Todo ser
tiene atributos: el viento, el mar, las rocas, los árboles y las personas.
Cuando pensamos en estos atributos, hablamos de su tamaño, peso, color, inteligencia,
belleza – o fealdad, enfermedad, locura. Nuestra cultura nos enseña a
clasificar las cosas de acuerdo a sus atributos y con ellos, encajonarlos en
esos casilleritos que nos inventamos para describir las cosas y la gente.
Dios
también tiene atributos, palabras que usamos para describirlo.
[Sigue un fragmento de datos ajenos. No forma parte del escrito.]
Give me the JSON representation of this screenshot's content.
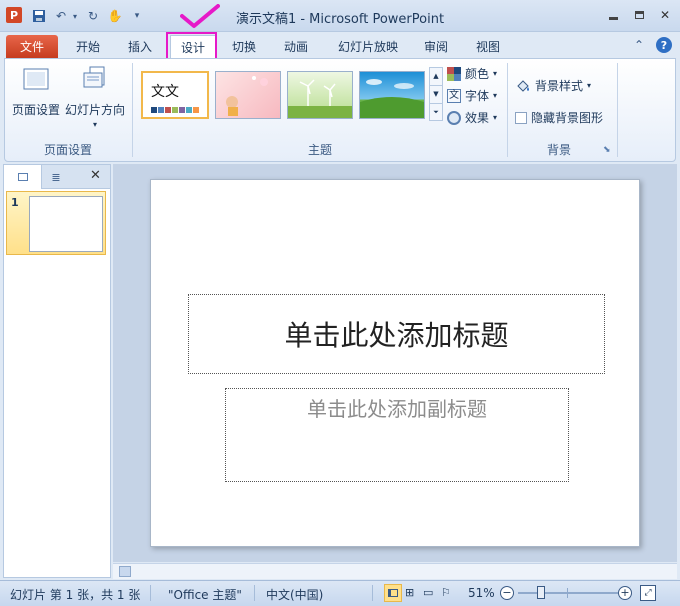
{
  "window": {
    "title": "演示文稿1 - Microsoft PowerPoint",
    "app_icon": "P",
    "controls": {
      "minimize": "▭",
      "restore": "▢",
      "close": "✕"
    }
  },
  "tabs": [
    {
      "label": "文件"
    },
    {
      "label": "开始"
    },
    {
      "label": "插入"
    },
    {
      "label": "设计"
    },
    {
      "label": "切换"
    },
    {
      "label": "动画"
    },
    {
      "label": "幻灯片放映"
    },
    {
      "label": "审阅"
    },
    {
      "label": "视图"
    }
  ],
  "ribbon": {
    "page_setup_group": {
      "page_setup": "页面设置",
      "orientation": "幻灯片方向",
      "label": "页面设置"
    },
    "themes_group": {
      "first_theme_text": "文文",
      "colors": "颜色",
      "fonts": "字体",
      "effects": "效果",
      "label": "主题"
    },
    "background_group": {
      "bg_styles": "背景样式",
      "hide_bg": "隐藏背景图形",
      "label": "背景"
    },
    "colors": {
      "accent_bg": "#dfe9f5",
      "mark": "#e619c8"
    }
  },
  "panel": {
    "slide_number": "1"
  },
  "slide": {
    "title_placeholder": "单击此处添加标题",
    "subtitle_placeholder": "单击此处添加副标题"
  },
  "status": {
    "slide_info": "幻灯片 第 1 张，共 1 张",
    "theme": "\"Office 主题\"",
    "language": "中文(中国)",
    "zoom": "51%",
    "zoom_fraction": 0.51
  }
}
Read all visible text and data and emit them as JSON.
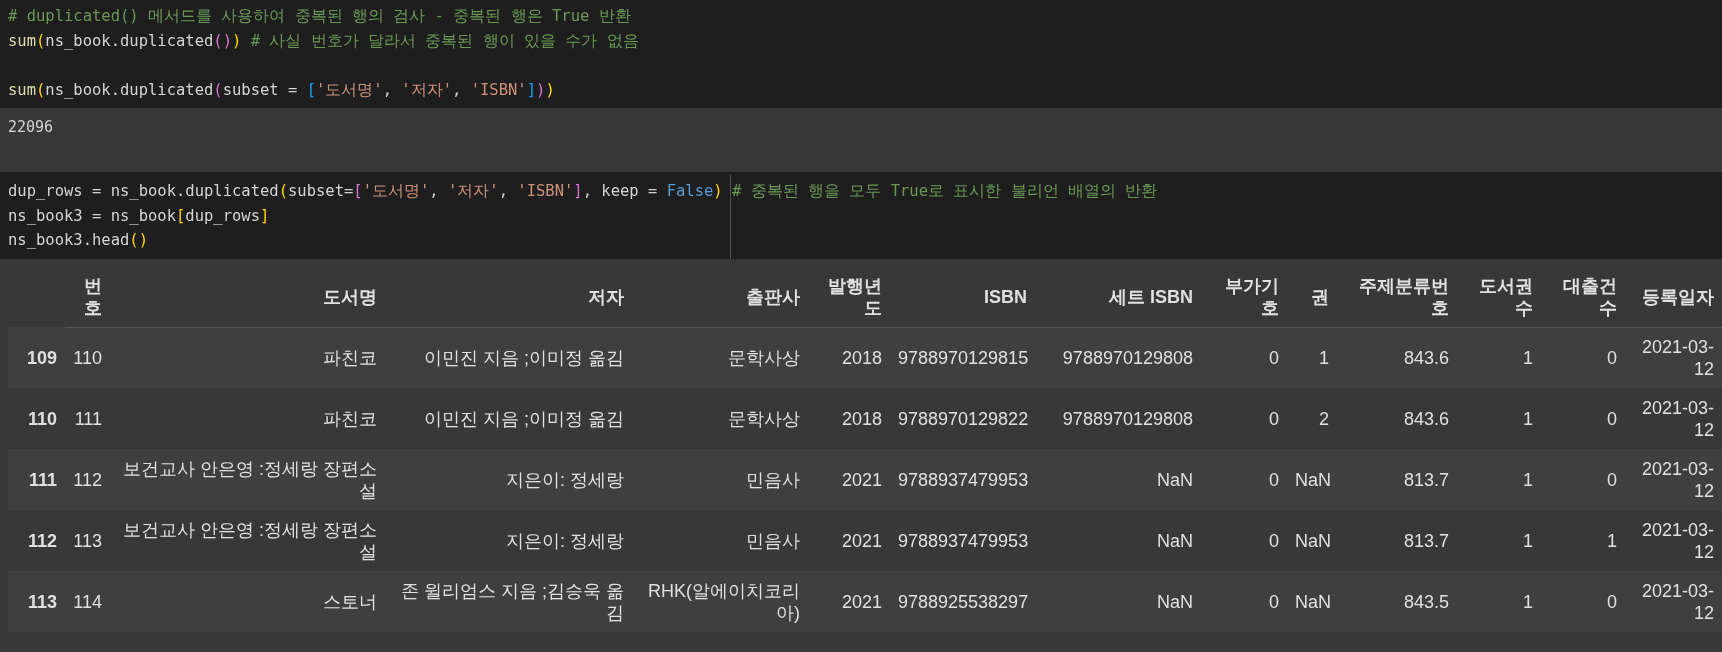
{
  "cells": [
    {
      "kind": "code",
      "blocks": [
        [
          [
            {
              "kind": "comment",
              "text": "# duplicated() 메서드를 사용하여 중복된 행의 검사 - 중복된 행은 True 반환"
            }
          ],
          [
            {
              "kind": "func",
              "text": "sum"
            },
            {
              "kind": "paren1",
              "text": "("
            },
            {
              "kind": "plain",
              "text": "ns_book.duplicated"
            },
            {
              "kind": "paren2",
              "text": "()"
            },
            {
              "kind": "paren1",
              "text": ")"
            },
            {
              "kind": "comment",
              "text": " # 사실 번호가 달라서 중복된 행이 있을 수가 없음"
            }
          ]
        ],
        [
          [
            {
              "kind": "func",
              "text": "sum"
            },
            {
              "kind": "paren1",
              "text": "("
            },
            {
              "kind": "plain",
              "text": "ns_book.duplicated"
            },
            {
              "kind": "paren2",
              "text": "("
            },
            {
              "kind": "plain",
              "text": "subset = "
            },
            {
              "kind": "bracket",
              "text": "["
            },
            {
              "kind": "string",
              "text": "'도서명'"
            },
            {
              "kind": "plain",
              "text": ", "
            },
            {
              "kind": "string",
              "text": "'저자'"
            },
            {
              "kind": "plain",
              "text": ", "
            },
            {
              "kind": "string",
              "text": "'ISBN'"
            },
            {
              "kind": "bracket",
              "text": "]"
            },
            {
              "kind": "paren2",
              "text": ")"
            },
            {
              "kind": "paren1",
              "text": ")"
            }
          ]
        ]
      ]
    },
    {
      "kind": "output",
      "text": "22096"
    },
    {
      "kind": "code",
      "blocks": [
        [
          [
            {
              "kind": "plain",
              "text": "dup_rows = ns_book.duplicated"
            },
            {
              "kind": "paren1",
              "text": "("
            },
            {
              "kind": "plain",
              "text": "subset="
            },
            {
              "kind": "paren2",
              "text": "["
            },
            {
              "kind": "string",
              "text": "'도서명'"
            },
            {
              "kind": "plain",
              "text": ", "
            },
            {
              "kind": "string",
              "text": "'저자'"
            },
            {
              "kind": "plain",
              "text": ", "
            },
            {
              "kind": "string",
              "text": "'ISBN'"
            },
            {
              "kind": "paren2",
              "text": "]"
            },
            {
              "kind": "plain",
              "text": ", keep = "
            },
            {
              "kind": "keyword",
              "text": "False"
            },
            {
              "kind": "paren1",
              "text": ")"
            },
            {
              "kind": "comment",
              "text": " # 중복된 행을 모두 True로 표시한 불리언 배열의 반환"
            }
          ],
          [
            {
              "kind": "plain",
              "text": "ns_book3 = ns_book"
            },
            {
              "kind": "paren1",
              "text": "["
            },
            {
              "kind": "plain",
              "text": "dup_rows"
            },
            {
              "kind": "paren1",
              "text": "]"
            }
          ],
          [
            {
              "kind": "plain",
              "text": "ns_book3.head"
            },
            {
              "kind": "paren1",
              "text": "()"
            }
          ]
        ]
      ]
    },
    {
      "kind": "table",
      "columns": [
        "번호",
        "도서명",
        "저자",
        "출판사",
        "발행년도",
        "ISBN",
        "세트 ISBN",
        "부가기호",
        "권",
        "주제분류번호",
        "도서권수",
        "대출건수",
        "등록일자"
      ],
      "rows": [
        {
          "index": "109",
          "cells": [
            "110",
            "파친코",
            "이민진 지음 ;이미정 옮김",
            "문학사상",
            "2018",
            "9788970129815",
            "9788970129808",
            "0",
            "1",
            "843.6",
            "1",
            "0",
            "2021-03-12"
          ]
        },
        {
          "index": "110",
          "cells": [
            "111",
            "파친코",
            "이민진 지음 ;이미정 옮김",
            "문학사상",
            "2018",
            "9788970129822",
            "9788970129808",
            "0",
            "2",
            "843.6",
            "1",
            "0",
            "2021-03-12"
          ]
        },
        {
          "index": "111",
          "cells": [
            "112",
            "보건교사 안은영 :정세랑 장편소설",
            "지은이: 정세랑",
            "민음사",
            "2021",
            "9788937479953",
            "NaN",
            "0",
            "NaN",
            "813.7",
            "1",
            "0",
            "2021-03-12"
          ]
        },
        {
          "index": "112",
          "cells": [
            "113",
            "보건교사 안은영 :정세랑 장편소설",
            "지은이: 정세랑",
            "민음사",
            "2021",
            "9788937479953",
            "NaN",
            "0",
            "NaN",
            "813.7",
            "1",
            "1",
            "2021-03-12"
          ]
        },
        {
          "index": "113",
          "cells": [
            "114",
            "스토너",
            "존 윌리엄스 지음 ;김승욱 옮김",
            "RHK(알에이치코리아)",
            "2021",
            "9788925538297",
            "NaN",
            "0",
            "NaN",
            "843.5",
            "1",
            "0",
            "2021-03-12"
          ]
        }
      ]
    }
  ]
}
Decimos que Él
es bueno, santo, justo, grande, infinito, poderoso, justo, misericordioso,
luminoso, amable, personal, etc. Estas palabras encierran verdades, pero no
agotan el ser de Dios. Y es porque en Dios, los atributos son equivalentes a su
ser y cada atributo comparte la inmensidad eterna de su Ser. Por eso, no es que
Dios sea “bueno”; Él es la Bondad. Él no es “grande”, Él es la Grandeza. No es “luminoso”;
Él es la Luz. No es “amable”, Él es Amor. Y sí, es una persona, pero trasciende la
Personalidad. De hecho, Dios es tri-personal, pero de eso hablaremos después…
Más todavía,
su Bondad es igual a su Justicia, a su Grandeza, a su Amor, a su Persona, a su
Ser. Son lo mismo a Él. Y porque estos atributos se coextienden con su Ser,
cuando se aplican a Dios, sus atributos son exclusivos. Es decir, nadie los
puede tener excepto por naturaleza – quien los posee, es Dios. O por
participación, por gracia y beneplácito divino y esto aplica al resto de
nosotros.
Mantén esto
en la mente para cuando hablemos de Jesús, quien reclamó para sí los atributos
de Dios no por la gracia, pero por su naturaleza. Lo veremos después.
¡Qué grande
es Dios! ¡Qué grande es su Amor! Sin extensión, sin medida, sin tiempo ni
espacio. Siempre presente, siempre actual, siempre con nosotros.